JOHANNESBURG – Tax havens are costing the world’s poor trillions of dollars, according to global anti-poverty body, Oxfam, which finds that the richest 1% now have more wealth than the rest of the world combined and frequently engage in the kind of “wealth management” that includes tax avoidance.
In its report An economy for the 1%, released on Monday, the organisation finds that a global network of tax havens enables the world’s über wealthy to “hide” as much as $7.6 trillion.
This industry has been granted legitimacy by the “dominant market fundamentalist world view that low taxes for rich individuals and companies are necessary to spur economic growth and are somehow good news for us all”, Oxfam notes.
“The system is maintained by a highly paid, industrious bevy of professionals in the private banking, legal, accounting and investment industries,” says Oxfam.
Tax havens lead to an outflow of wealth that would otherwise put countries in a position to finance interventions proven to help reduce inequality, according to Oxfam South Africa research and policy lead, Ronald Wasso.
“There are a number of proven interventions that work against inequality, including a national minimum wage and free basic services for the poor,” Wasso told journalists at a briefing in Johannesburg on Monday.
Oxfam, which has recently set up an office in South Africa, will call on global business and government leaders to end tax havens at this week’s World Economic Forum (WEF) in Davos, Switzerland.
The confederation has had a presence in South Africa for more than 57 years through its global footprint and has recently established a local office headed by Sipho Mtati, the former secretary general of HIV/Aids lobby group, the Treatment Action Campaign (TAC).
Oxfam is calling for four interventions in the country, which it believes have proven effective in ending inequality. These include a living minimum wage; a basic income grant; a women-centred land reform programme; and free or heavily subsidised services for the poor.
“Education is a key feature of this. It forms a core pillar of some of the interventions we envisage under ‘highly subsidised services’,” commented Ayabonga Cawe, economic justice project manager.
Profits hived off to tax havens by the private sector could be used to subsidise university fees, added media and communications manager, Simamkele Dlakavu, who said Oxfam South Africa supports the cause of university students in the #feesmustfall movement.
According to the World Bank and International Monetary Fund (IMF), illicit financial flows rob Africa of more than $50 billion annually and are estimated to have cost the continent $1 trillion over the past 50 years – roughly equal to all the official development assistance Africa has received over that time.
While domiciling a company or a bank account in a country with a lot of tax breaks is not illegal, that global tax authorities are tightening up on various forms of tax avoidance and evasion – such as base erosion and profit shifting (BEPS), where multinationals shift company profits to low-tax jurisdictions – suggests that governments and society at large are becoming increasingly uncomfortable with the idea of tax havens.

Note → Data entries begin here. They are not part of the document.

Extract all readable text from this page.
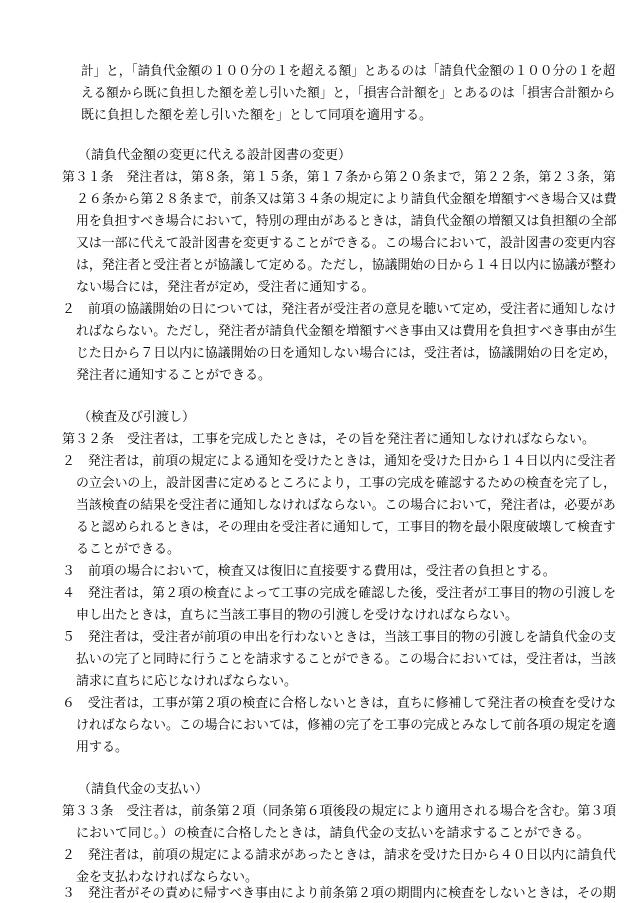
計」と，「請負代金額の１００分の１を超える額」とあるのは「請負代金額の１００分の１を超
える額から既に負担した額を差し引いた額」と，「損害合計額を」とあるのは「損害合計額から
既に負担した額を差し引いた額を」として同項を適用する。
（請負代金額の変更に代える設計図書の変更）
第３１条　発注者は，第８条，第１５条，第１７条から第２０条まで，第２２条，第２３条，第
２６条から第２８条まで，前条又は第３４条の規定により請負代金額を増額すべき場合又は費
用を負担すべき場合において，特別の理由があるときは，請負代金額の増額又は負担額の全部
又は一部に代えて設計図書を変更することができる。この場合において，設計図書の変更内容
は，発注者と受注者とが協議して定める。ただし，協議開始の日から１４日以内に協議が整わ
ない場合には，発注者が定め，受注者に通知する。
２　前項の協議開始の日については，発注者が受注者の意見を聴いて定め，受注者に通知しなけ
ればならない。ただし，発注者が請負代金額を増額すべき事由又は費用を負担すべき事由が生
じた日から７日以内に協議開始の日を通知しない場合には，受注者は，協議開始の日を定め，
発注者に通知することができる。
（検査及び引渡し）
第３２条　受注者は，工事を完成したときは，その旨を発注者に通知しなければならない。
２　発注者は，前項の規定による通知を受けたときは，通知を受けた日から１４日以内に受注者
の立会いの上，設計図書に定めるところにより，工事の完成を確認するための検査を完了し，
当該検査の結果を受注者に通知しなければならない。この場合において，発注者は，必要があ
ると認められるときは，その理由を受注者に通知して，工事目的物を最小限度破壊して検査す
ることができる。
３　前項の場合において，検査又は復旧に直接要する費用は，受注者の負担とする。
４　発注者は，第２項の検査によって工事の完成を確認した後，受注者が工事目的物の引渡しを
申し出たときは，直ちに当該工事目的物の引渡しを受けなければならない。
５　発注者は，受注者が前項の申出を行わないときは，当該工事目的物の引渡しを請負代金の支
払いの完了と同時に行うことを請求することができる。この場合においては，受注者は，当該
請求に直ちに応じなければならない。
６　受注者は，工事が第２項の検査に合格しないときは，直ちに修補して発注者の検査を受けな
ければならない。この場合においては，修補の完了を工事の完成とみなして前各項の規定を適
用する。
（請負代金の支払い）
第３３条　受注者は，前条第２項（同条第６項後段の規定により適用される場合を含む。第３項
において同じ。）の検査に合格したときは，請負代金の支払いを請求することができる。
２　発注者は，前項の規定による請求があったときは，請求を受けた日から４０日以内に請負代
金を支払わなければならない。
３　発注者がその責めに帰すべき事由により前条第２項の期間内に検査をしないときは，その期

South Africa still highly unequal
Based on research from the World Bank and Credit Suisse, Oxfam estimates that the richest 10% of South Africans saw their income grow by 64% to $69 billion between 1993 and 2011. Over the same period, the income of the poorest 50% grew by 3% to $11 billion.
These figures are expressed at 2005 levels, when the average rand:dollar exchange rate was R6.36. In other words, the difference between the incomes of the two groups was roughly R438 billion versus R70 billion in 2011.
It is no secret that South Africa is a highly unequal society, which frequently finds itself at the top or near the top of various measures of global inequality.
One of the major contributors to inequality is deliberate policy decisions, argued Cawe. He said that Oxfam would like to see political parties disclose their private funders, in order to identify “corporate capture”, where politicians are perversely incentivised to create policy frameworks that benefit their influential funders, often multinational corporates.
“The fight against poverty will not be won until the inequality crisis is tackled,” Oxfam maintains.
The WEF meeting kicks off on Wednesday under the theme ‘Mastering the Fourth Industrial Revolution’, which examines the transformative impact of technology on industries, economies and societies.